Hello, it is more a FYI than a request for support.

I had my log filled with lots of warnings:

nginx: [warn] “ssl_stapling” ignored, no OCSP responder URL in the certificate “/config/keys/cert.crt”

Apparently Let’s Encrypt dropped OCSP. Not sure what it is.

But commenting out or setting those on off in /swag/config/nginx/ssl.conf solved the warning.

 ssl_stapling on;
 ssl_stapling_verify on;

It didn’t seem to create more problems.

your container logs also tell you that you have configs out of date and if you updated them, it would have also resolved your warning.

There were NO warnings whatsoever about ssl.conf located in /swag/config/nginx

Besides my ssl.conf is dated from 06/12/2024 and it seems to be the latest.

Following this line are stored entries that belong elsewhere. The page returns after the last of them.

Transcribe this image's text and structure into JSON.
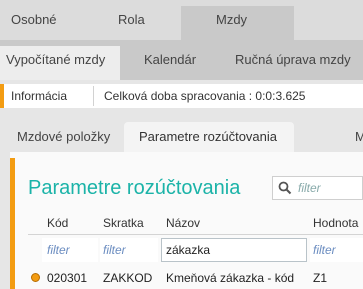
{
  "tabs_main": [
    "Osobné",
    "Rola",
    "Mzdy"
  ],
  "tabs_sub": [
    "Vypočítané mzdy",
    "Kalendár",
    "Ručná úprava mzdy"
  ],
  "info": {
    "label": "Informácia",
    "value": "Celková doba spracovania : 0:0:3.625"
  },
  "tabs_inner": [
    "Mzdové položky",
    "Parametre rozúčtovania",
    "M"
  ],
  "panel": {
    "title": "Parametre rozúčtovania",
    "search_placeholder": "filter"
  },
  "table": {
    "columns": [
      "Kód",
      "Skratka",
      "Názov",
      "Hodnota"
    ],
    "filters": [
      "filter",
      "filter",
      "zákazka",
      "filter"
    ],
    "rows": [
      {
        "kod": "020301",
        "skratka": "ZAKKOD",
        "nazov": "Kmeňová zákazka - kód",
        "hodnota": "Z1"
      }
    ]
  },
  "colors": {
    "accent": "#f39c12",
    "title": "#1bb3a8"
  }
}
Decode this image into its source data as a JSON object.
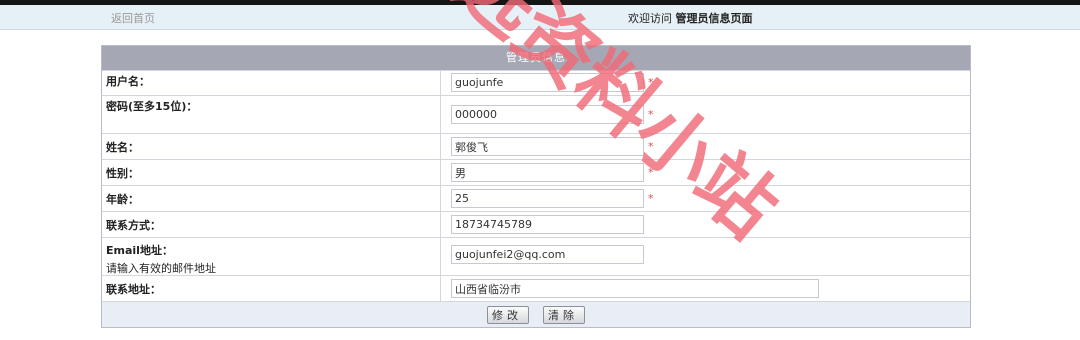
{
  "header": {
    "back_link": "返回首页",
    "welcome_prefix": "欢迎访问",
    "welcome_title": "管理员信息页面"
  },
  "panel": {
    "title": "管理员信息"
  },
  "form": {
    "username": {
      "label": "用户名：",
      "value": "guojunfe",
      "required": "*"
    },
    "password": {
      "label": "密码(至多15位)：",
      "value": "000000",
      "required": "*"
    },
    "name": {
      "label": "姓名：",
      "value": "郭俊飞",
      "required": "*"
    },
    "gender": {
      "label": "性别：",
      "value": "男",
      "required": "*"
    },
    "age": {
      "label": "年龄：",
      "value": "25",
      "required": "*"
    },
    "contact": {
      "label": "联系方式：",
      "value": "18734745789"
    },
    "email": {
      "label": "Email地址：",
      "hint": "请输入有效的邮件地址",
      "value": "guojunfei2@qq.com"
    },
    "address": {
      "label": "联系地址：",
      "value": "山西省临汾市"
    }
  },
  "buttons": {
    "modify": "修改",
    "clear": "清除"
  },
  "watermark": {
    "text": "精选资料小站",
    "color": "#f06a78"
  }
}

## Version 2024/12/06 - Changelog: https://github.com/linuxserver/docker-baseimage-alpine-nginx/commits/master/root/defaults/nginx/ssl.conf.sample

### Mozilla Recommendations
# generated 2024-12-06, Mozilla Guideline v5.7, nginx 1.26.2, OpenSSL 3.3.2, intermediate config, no OCSP
# https://ssl-config.mozilla.org/#server=nginx&version=1.26.2&config=intermediate&openssl=3.3.2&ocsp=false&guideline=5.7

After comparing its content, I noticed that indeed the OCSP should have been commented out.
But were not in mine.

And apparently they were removed altogether later.

That is about a year old, latest is 05/31/2025, I would ensure you are properly pulling the latest release to ensure it’s checking for out of date configs and ensuring the security of your container

the ssl.conf in the master branch is the 06/12/2024 so does the master branch need to be updated then? or should linuxserver/swag point to the 3.22 branch?

Edit: Looks like removing the master is the plan, so swag should be updated

Actually this appears to be being addressed already:

as noted in the GHI you opened (there is really no need for you to post the same info in multiple places) your confs are outdated and your container logs would tell you this. The ssl_stapling was commented out by default in August of 2022, it was fully removed in November of 2024.

tl;dr this issue only exists for users that do not properly update their container, which is also why very few see this issue.